ALULA: Desert X AlUla officially closed on Feb. 28, but one of its most striking installations — the Living Pyramid —will continue to flourish. 

Tucked away within a lush oasis surrounded by ancient rock formations, Agnes Denes’ creation fuses art and nature, offering a living testament to resilience and connection.

Through her current rendition of The Living Pyramid for Desert X AlUla 2026, Denes seeks connection, likening it to bees constructing a new hive after disaster.

The pyramid structure is teeming with indigenous plants, forming layered patterns that echo the surrounding desert landscape. 

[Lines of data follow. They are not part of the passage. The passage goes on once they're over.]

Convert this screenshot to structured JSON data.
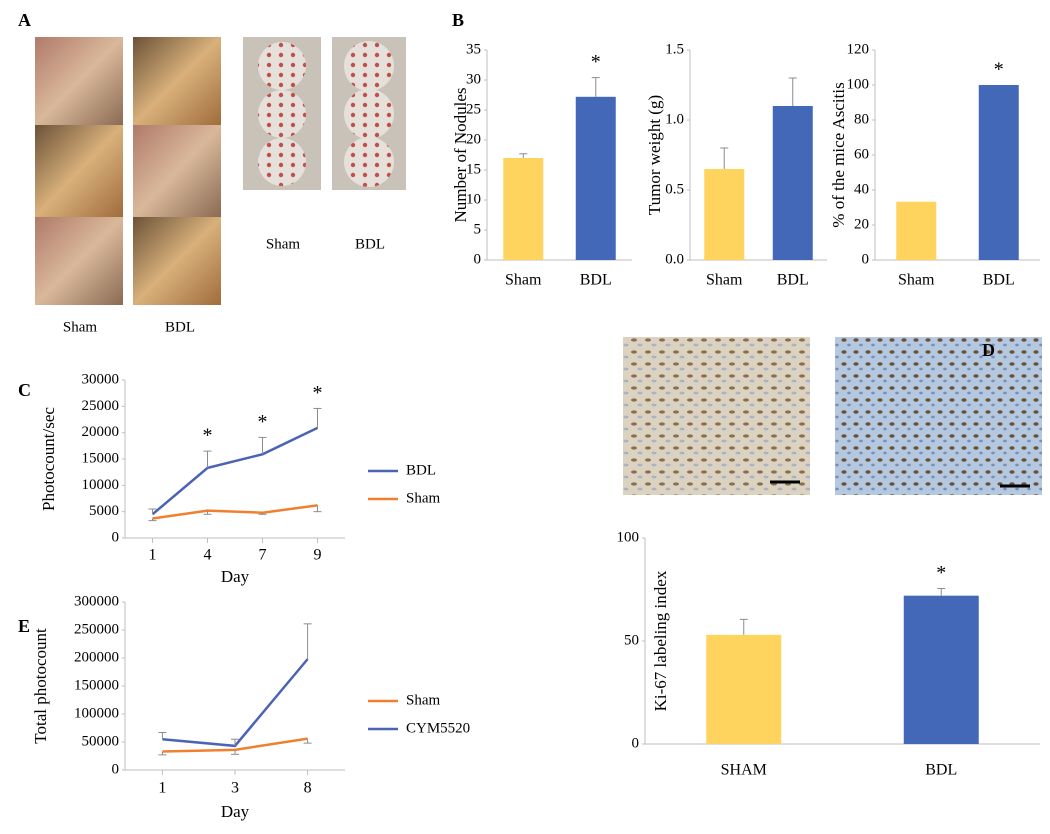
{
  "panel_labels": [
    "A",
    "B",
    "C",
    "D",
    "E"
  ],
  "photo_captions": {
    "tissue": [
      "Sham",
      "BDL"
    ],
    "dishes": [
      "Sham",
      "BDL"
    ]
  },
  "chart_data": [
    {
      "type": "bar",
      "ylabel": "Number of Nodules",
      "categories": [
        "Sham",
        "BDL"
      ],
      "values": [
        17,
        27.2
      ],
      "errors": [
        0.7,
        3.2
      ],
      "colors": [
        "#ffd45e",
        "#4468b8"
      ],
      "annotations": [
        null,
        "*"
      ],
      "ylim": [
        0,
        35
      ],
      "yticks": [
        0,
        5,
        10,
        15,
        20,
        25,
        30,
        35
      ]
    },
    {
      "type": "bar",
      "ylabel": "Tumor weight (g)",
      "categories": [
        "Sham",
        "BDL"
      ],
      "values": [
        0.65,
        1.1
      ],
      "errors": [
        0.15,
        0.2
      ],
      "colors": [
        "#ffd45e",
        "#4468b8"
      ],
      "ylim": [
        0,
        1.5
      ],
      "yticks": [
        {
          "value": 0,
          "label": "0.0"
        },
        {
          "value": 0.5,
          "label": "0.5"
        },
        {
          "value": 1,
          "label": "1.0"
        },
        {
          "value": 1.5,
          "label": "1.5"
        }
      ]
    },
    {
      "type": "bar",
      "ylabel": "% of the mice Ascitis",
      "categories": [
        "Sham",
        "BDL"
      ],
      "values": [
        33.3,
        100
      ],
      "colors": [
        "#ffd45e",
        "#4468b8"
      ],
      "annotations": [
        null,
        "*"
      ],
      "ylim": [
        0,
        120
      ],
      "yticks": [
        0,
        20,
        40,
        60,
        80,
        100,
        120
      ]
    },
    {
      "type": "line",
      "xlabel": "Day",
      "ylabel": "Photocount/sec",
      "categories": [
        "1",
        "4",
        "7",
        "9"
      ],
      "ylim": [
        0,
        30000
      ],
      "yticks": [
        0,
        5000,
        10000,
        15000,
        20000,
        25000,
        30000
      ],
      "series": [
        {
          "name": "BDL",
          "color": "#4a63b5",
          "values": [
            4500,
            13300,
            15900,
            20900
          ],
          "errors": [
            1000,
            3200,
            3200,
            3700
          ],
          "error_side": "up"
        },
        {
          "name": "Sham",
          "color": "#f0802f",
          "values": [
            3700,
            5200,
            4800,
            6200
          ],
          "errors": [
            400,
            700,
            300,
            1200
          ],
          "error_side": "down"
        }
      ],
      "annotations": [
        null,
        "*",
        "*",
        "*"
      ]
    },
    {
      "type": "line",
      "xlabel": "Day",
      "ylabel": "Total photocount",
      "categories": [
        "1",
        "3",
        "8"
      ],
      "ylim": [
        0,
        300000
      ],
      "yticks": [
        0,
        50000,
        100000,
        150000,
        200000,
        250000,
        300000
      ],
      "series": [
        {
          "name": "Sham",
          "color": "#f0802f",
          "values": [
            33000,
            36000,
            56000
          ],
          "errors": [
            6000,
            8000,
            8000
          ],
          "error_side": "down"
        },
        {
          "name": "CYM5520",
          "color": "#4a63b5",
          "values": [
            55000,
            43000,
            198000
          ],
          "errors": [
            12000,
            12000,
            63000
          ],
          "error_side": "up"
        }
      ]
    },
    {
      "type": "bar",
      "ylabel": "Ki-67 labeling index",
      "categories": [
        "SHAM",
        "BDL"
      ],
      "values": [
        53,
        72
      ],
      "errors": [
        7.5,
        3.5
      ],
      "colors": [
        "#ffd45e",
        "#4468b8"
      ],
      "annotations": [
        null,
        "*"
      ],
      "ylim": [
        0,
        100
      ],
      "yticks": [
        0,
        50,
        100
      ]
    }
  ]
}
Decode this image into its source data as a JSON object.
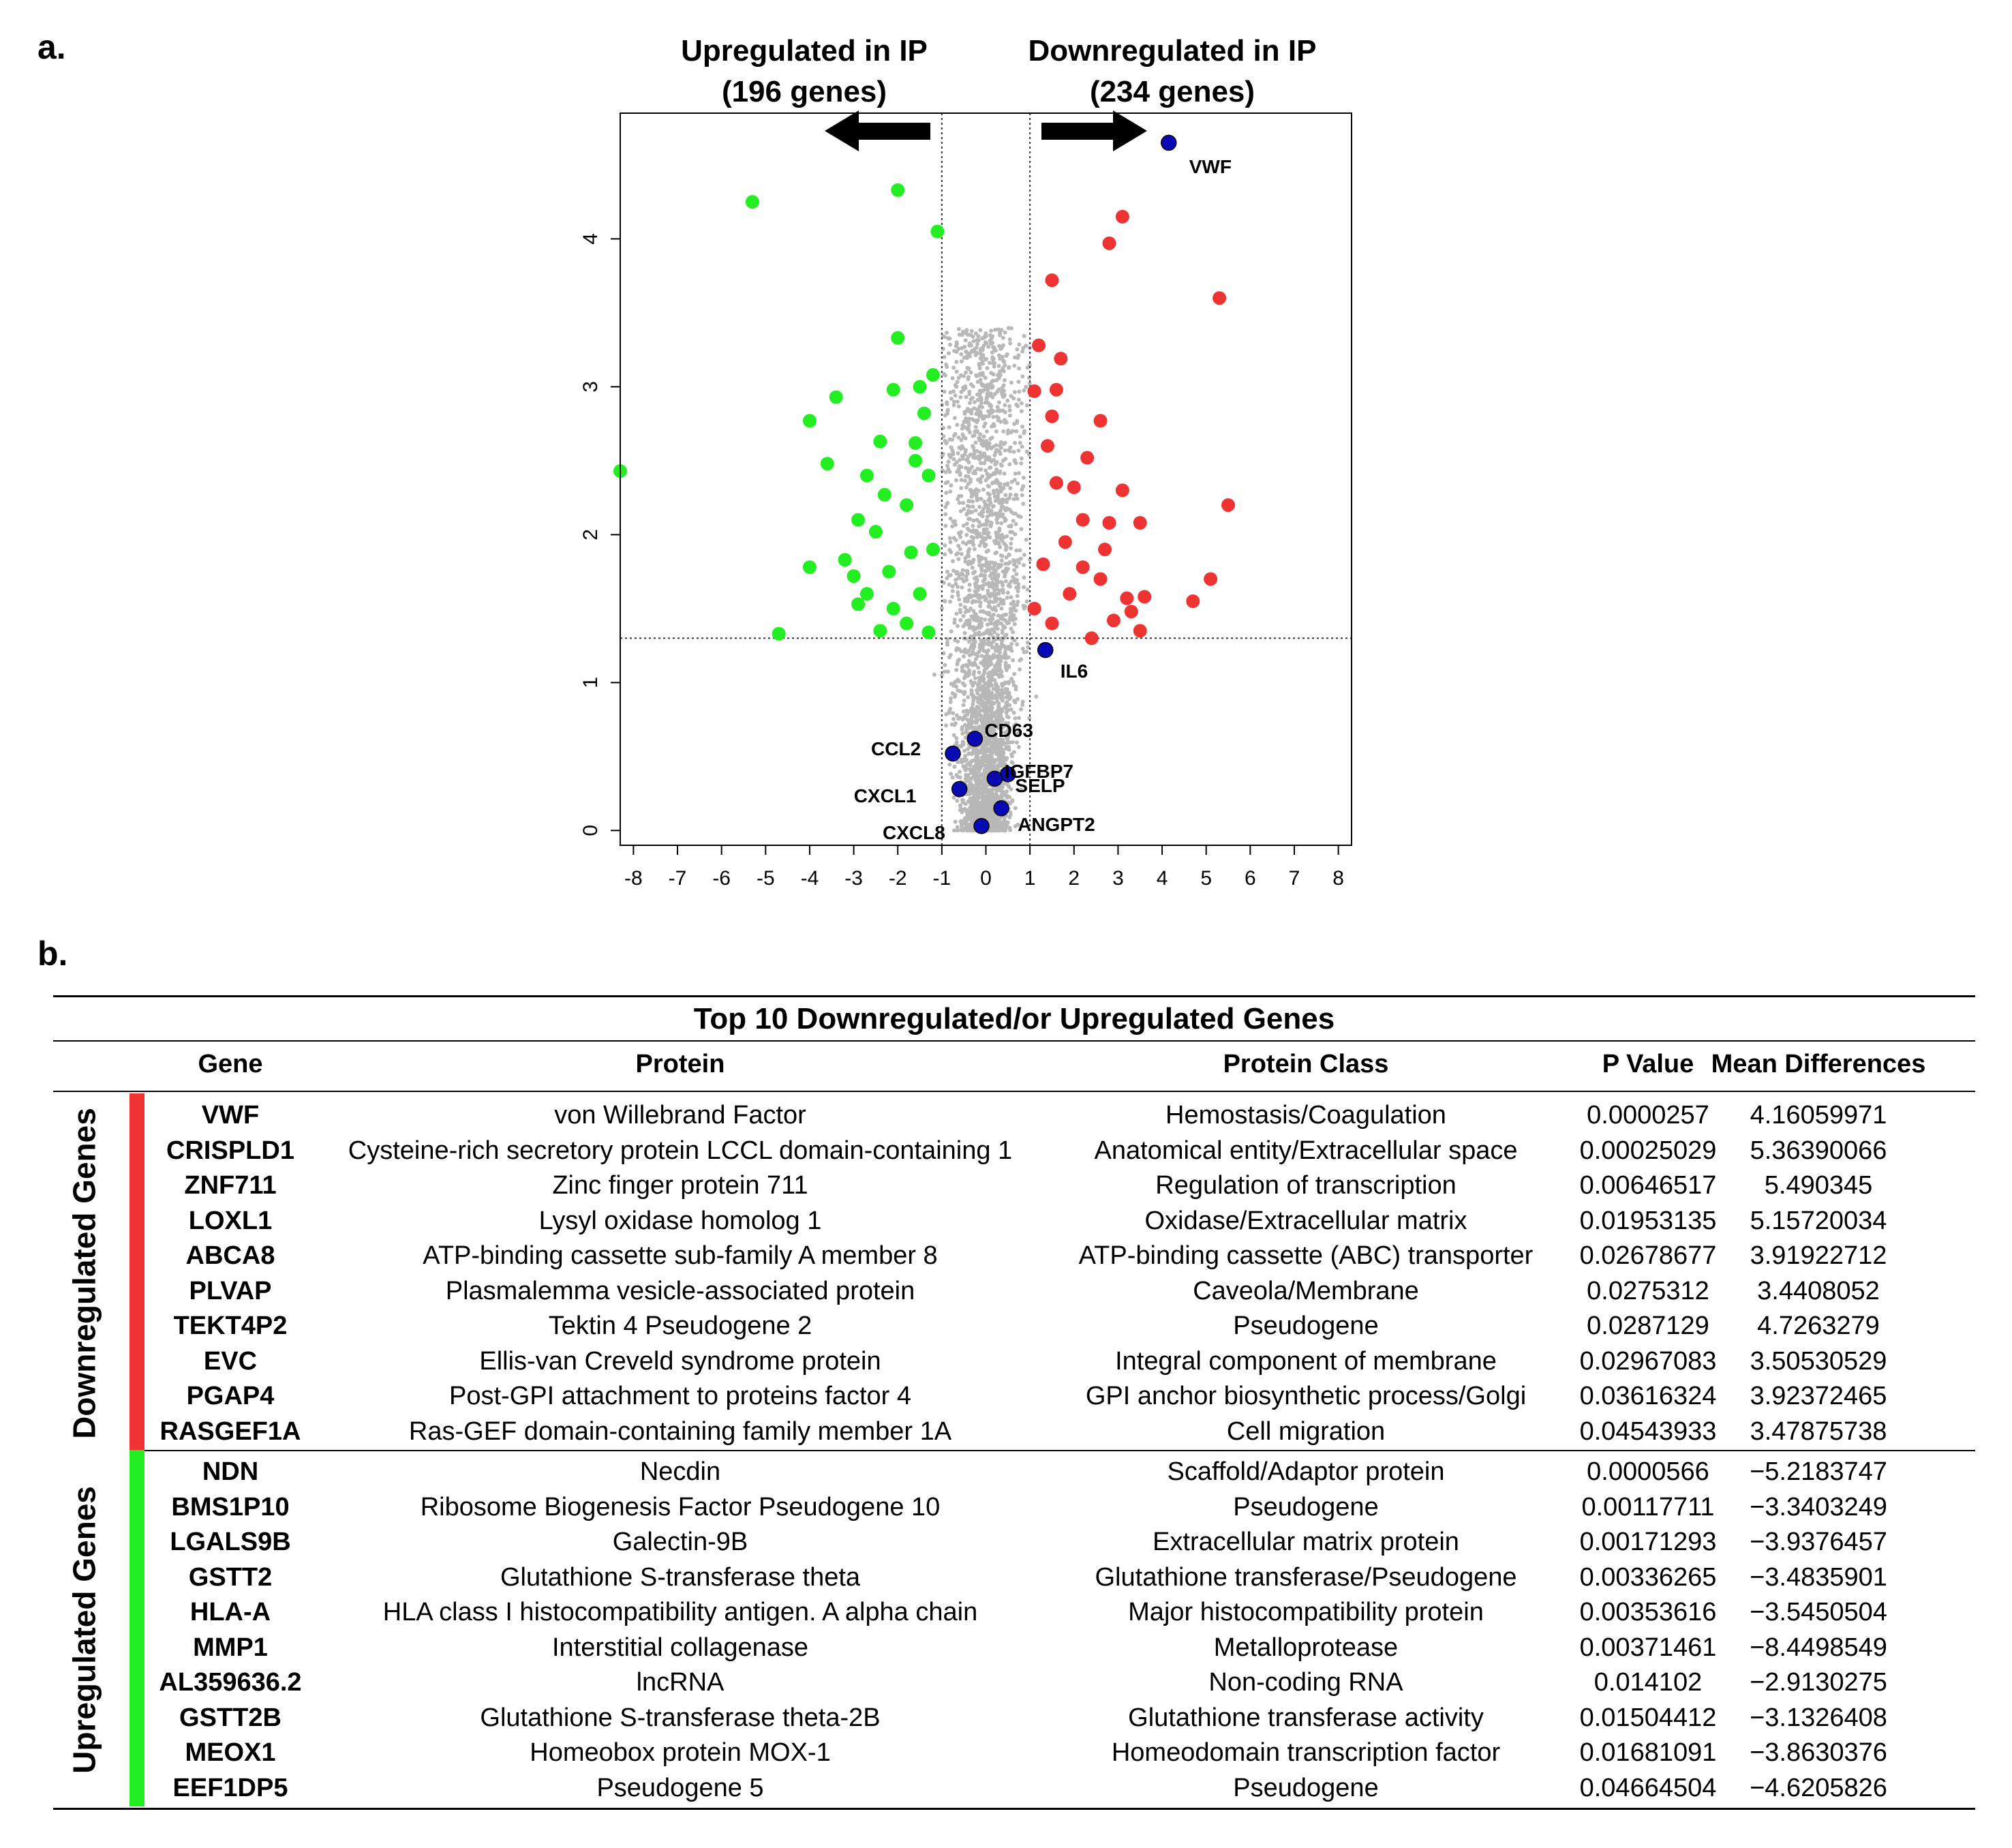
{
  "panel_a_label": "a.",
  "panel_b_label": "b.",
  "annotations": {
    "upregulated_line1": "Upregulated in IP",
    "upregulated_line2": "(196 genes)",
    "downregulated_line1": "Downregulated in IP",
    "downregulated_line2": "(234 genes)"
  },
  "colors": {
    "up": "#22ee22",
    "down": "#ee3333",
    "highlight": "#0a0ab5",
    "background_points": "#b8b8b8"
  },
  "chart_data": {
    "type": "scatter",
    "title": "",
    "xlabel": "",
    "ylabel": "",
    "xlim": [
      -8.3,
      8.3
    ],
    "ylim": [
      -0.1,
      4.85
    ],
    "x_ticks": [
      -8,
      -7,
      -6,
      -5,
      -4,
      -3,
      -2,
      -1,
      0,
      1,
      2,
      3,
      4,
      5,
      6,
      7,
      8
    ],
    "y_ticks": [
      0,
      1,
      2,
      3,
      4
    ],
    "thresholds": {
      "x": [
        -1,
        1
      ],
      "y": 1.3
    },
    "series": [
      {
        "group": "up",
        "points": [
          [
            -5.3,
            4.25
          ],
          [
            -2.0,
            4.33
          ],
          [
            -1.1,
            4.05
          ],
          [
            -8.3,
            2.43
          ],
          [
            -4.7,
            1.33
          ],
          [
            -4.0,
            2.77
          ],
          [
            -3.6,
            2.48
          ],
          [
            -3.4,
            2.93
          ],
          [
            -4.0,
            1.78
          ],
          [
            -3.2,
            1.83
          ],
          [
            -3.0,
            1.72
          ],
          [
            -2.9,
            2.1
          ],
          [
            -2.7,
            1.6
          ],
          [
            -2.7,
            2.4
          ],
          [
            -2.4,
            2.63
          ],
          [
            -2.0,
            3.33
          ],
          [
            -2.1,
            2.98
          ],
          [
            -1.5,
            3.0
          ],
          [
            -1.2,
            3.08
          ],
          [
            -1.4,
            2.82
          ],
          [
            -2.3,
            2.27
          ],
          [
            -2.5,
            2.02
          ],
          [
            -1.6,
            2.5
          ],
          [
            -1.8,
            2.2
          ],
          [
            -1.3,
            2.4
          ],
          [
            -1.2,
            1.9
          ],
          [
            -1.5,
            1.6
          ],
          [
            -2.2,
            1.75
          ],
          [
            -2.1,
            1.5
          ],
          [
            -2.9,
            1.53
          ],
          [
            -1.8,
            1.4
          ],
          [
            -1.3,
            1.34
          ],
          [
            -1.7,
            1.88
          ],
          [
            -2.4,
            1.35
          ],
          [
            -1.6,
            2.62
          ]
        ]
      },
      {
        "group": "down",
        "points": [
          [
            3.1,
            4.15
          ],
          [
            2.8,
            3.97
          ],
          [
            1.5,
            3.72
          ],
          [
            5.3,
            3.6
          ],
          [
            1.2,
            3.28
          ],
          [
            1.7,
            3.19
          ],
          [
            1.1,
            2.97
          ],
          [
            1.6,
            2.98
          ],
          [
            1.5,
            2.8
          ],
          [
            2.6,
            2.77
          ],
          [
            1.4,
            2.6
          ],
          [
            2.3,
            2.52
          ],
          [
            1.6,
            2.35
          ],
          [
            2.0,
            2.32
          ],
          [
            3.1,
            2.3
          ],
          [
            5.5,
            2.2
          ],
          [
            2.8,
            2.08
          ],
          [
            3.5,
            2.08
          ],
          [
            2.7,
            1.9
          ],
          [
            1.8,
            1.95
          ],
          [
            2.2,
            1.78
          ],
          [
            2.6,
            1.7
          ],
          [
            5.1,
            1.7
          ],
          [
            4.7,
            1.55
          ],
          [
            3.6,
            1.58
          ],
          [
            3.2,
            1.57
          ],
          [
            3.3,
            1.48
          ],
          [
            2.9,
            1.42
          ],
          [
            3.5,
            1.35
          ],
          [
            1.3,
            1.8
          ],
          [
            1.1,
            1.5
          ],
          [
            1.5,
            1.4
          ],
          [
            2.4,
            1.3
          ],
          [
            1.9,
            1.6
          ],
          [
            2.2,
            2.1
          ]
        ]
      },
      {
        "group": "highlight",
        "points": [
          {
            "x": 4.15,
            "y": 4.65,
            "label": "VWF"
          },
          {
            "x": 1.35,
            "y": 1.22,
            "label": "IL6"
          },
          {
            "x": -0.25,
            "y": 0.62,
            "label": "CD63"
          },
          {
            "x": -0.75,
            "y": 0.52,
            "label": "CCL2"
          },
          {
            "x": 0.5,
            "y": 0.38,
            "label": "IGFBP7"
          },
          {
            "x": 0.2,
            "y": 0.35,
            "label": "SELP"
          },
          {
            "x": -0.6,
            "y": 0.28,
            "label": "CXCL1"
          },
          {
            "x": 0.35,
            "y": 0.15,
            "label": "ANGPT2"
          },
          {
            "x": -0.1,
            "y": 0.03,
            "label": "CXCL8"
          }
        ]
      }
    ]
  },
  "table": {
    "title": "Top 10 Downregulated/or Upregulated Genes",
    "headers": [
      "Gene",
      "Protein",
      "Protein Class",
      "P Value",
      "Mean Differences"
    ],
    "groups": [
      {
        "name": "Downregulated Genes",
        "rows": [
          [
            "VWF",
            "von Willebrand Factor",
            "Hemostasis/Coagulation",
            "0.0000257",
            "4.16059971"
          ],
          [
            "CRISPLD1",
            "Cysteine-rich secretory protein LCCL domain-containing 1",
            "Anatomical entity/Extracellular  space",
            "0.00025029",
            "5.36390066"
          ],
          [
            "ZNF711",
            "Zinc finger protein 711",
            "Regulation of transcription",
            "0.00646517",
            "5.490345"
          ],
          [
            "LOXL1",
            "Lysyl oxidase homolog 1",
            "Oxidase/Extracellular  matrix",
            "0.01953135",
            "5.15720034"
          ],
          [
            "ABCA8",
            "ATP-binding cassette sub-family A member 8",
            "ATP-binding cassette (ABC) transporter",
            "0.02678677",
            "3.91922712"
          ],
          [
            "PLVAP",
            "Plasmalemma vesicle-associated protein",
            "Caveola/Membrane",
            "0.0275312",
            "3.4408052"
          ],
          [
            "TEKT4P2",
            "Tektin 4 Pseudogene 2",
            "Pseudogene",
            "0.0287129",
            "4.7263279"
          ],
          [
            "EVC",
            "Ellis-van  Creveld syndrome protein",
            "Integral  component of membrane",
            "0.02967083",
            "3.50530529"
          ],
          [
            "PGAP4",
            "Post-GPI attachment to proteins factor 4",
            "GPI anchor biosynthetic process/Golgi",
            "0.03616324",
            "3.92372465"
          ],
          [
            "RASGEF1A",
            "Ras-GEF domain-containing family member 1A",
            "Cell migration",
            "0.04543933",
            "3.47875738"
          ]
        ]
      },
      {
        "name": "Upregulated Genes",
        "rows": [
          [
            "NDN",
            "Necdin",
            "Scaffold/Adaptor protein",
            "0.0000566",
            "−5.2183747"
          ],
          [
            "BMS1P10",
            "Ribosome Biogenesis Factor Pseudogene 10",
            "Pseudogene",
            "0.00117711",
            "−3.3403249"
          ],
          [
            "LGALS9B",
            "Galectin-9B",
            "Extracellular matrix protein",
            "0.00171293",
            "−3.9376457"
          ],
          [
            "GSTT2",
            "Glutathione  S-transferase theta",
            "Glutathione transferase/Pseudogene",
            "0.00336265",
            "−3.4835901"
          ],
          [
            "HLA-A",
            "HLA class I histocompatibility antigen. A alpha chain",
            "Major histocompatibility protein",
            "0.00353616",
            "−3.5450504"
          ],
          [
            "MMP1",
            "Interstitial  collagenase",
            "Metalloprotease",
            "0.00371461",
            "−8.4498549"
          ],
          [
            "AL359636.2",
            "lncRNA",
            "Non-coding RNA",
            "0.014102",
            "−2.9130275"
          ],
          [
            "GSTT2B",
            "Glutathione  S-transferase theta-2B",
            "Glutathione transferase activity",
            "0.01504412",
            "−3.1326408"
          ],
          [
            "MEOX1",
            "Homeobox protein MOX-1",
            "Homeodomain transcription factor",
            "0.01681091",
            "−3.8630376"
          ],
          [
            "EEF1DP5",
            "Pseudogene 5",
            "Pseudogene",
            "0.04664504",
            "−4.6205826"
          ]
        ]
      }
    ]
  }
}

It blends harmoniously with the rocky backdrop while proudly standing apart.

“There is no specific order for the plants other than not to place larger plants on the very top of the pyramid and increase the number of smaller plants up there,” Iwona Blazwick, lead curator at Wadi AlFann in AlUla, told Arab News.

Native plants cascading down the pyramid include Aerva javanica, Leptadenia pyrotechnica, Lycium shawii, Moringa peregrina, Panicum turgidum, Pennisetum divisum, Periploca aphylla and Retama raetam. 

Aromatic and flowering species such as Thymbra nabateorum, Rhanterium epapposum, wild mint, wild thyme, Portulaca oleracea, tamarisk shrubs, Achillea fragrantissima, Lavandula pubescens, Salvia rosmarinus, and Ruta graveolens form distinct layers, adding color, texture and subtle fragrance to the pyramid.

“Each Living Pyramid is different. The environment is different, the people are different. I’m very interested in the different societies that come together on something so simple,” Denes said in a statement.

“Connection is what’s important; connection is what the world needs. I keep comparing us to a lost beehive or an anthill. And I wrote a little poem: This. And this is. Bee cries out. Abandon the hive. Abandon the hive,” she said.

Denes was born in Budapest, Hungary, in 1931 and is now based in New York. While the 95-year-old has not made it physically to the site in Saudi Arabia, she designed this structure to cater to the native plants of the area.

Her Living Pyramid series has certainly taken on reincarnations over the past decade. 

It debuted at Socrates Sculpture Park in New York in 2015, was recreated in Germany in 2017, appeared in Türkiye in 2022, and then London in 2023. 

In 2025, she showcased a version at Desert X 2025 in Palm Springs, California, and Luxembourg City. 

Most recently, in 2026, at Desert X AlUla.

While officially part of Desert X AlUla, the Living Pyramid stands apart and is housed separately, a short drive away from the other art works.

“The (Living Pyramid) artwork will stay for around a year, to showcase a full year’s effect on the plants throughout the different seasons,” Blazwick said.

After the year is up, it won’t go down. The plants will continue its metamorphosis beyond the pyramid. 

“The plants will be replanted and will have a new home within an environment that will suit their needs,” Blazwick concluded.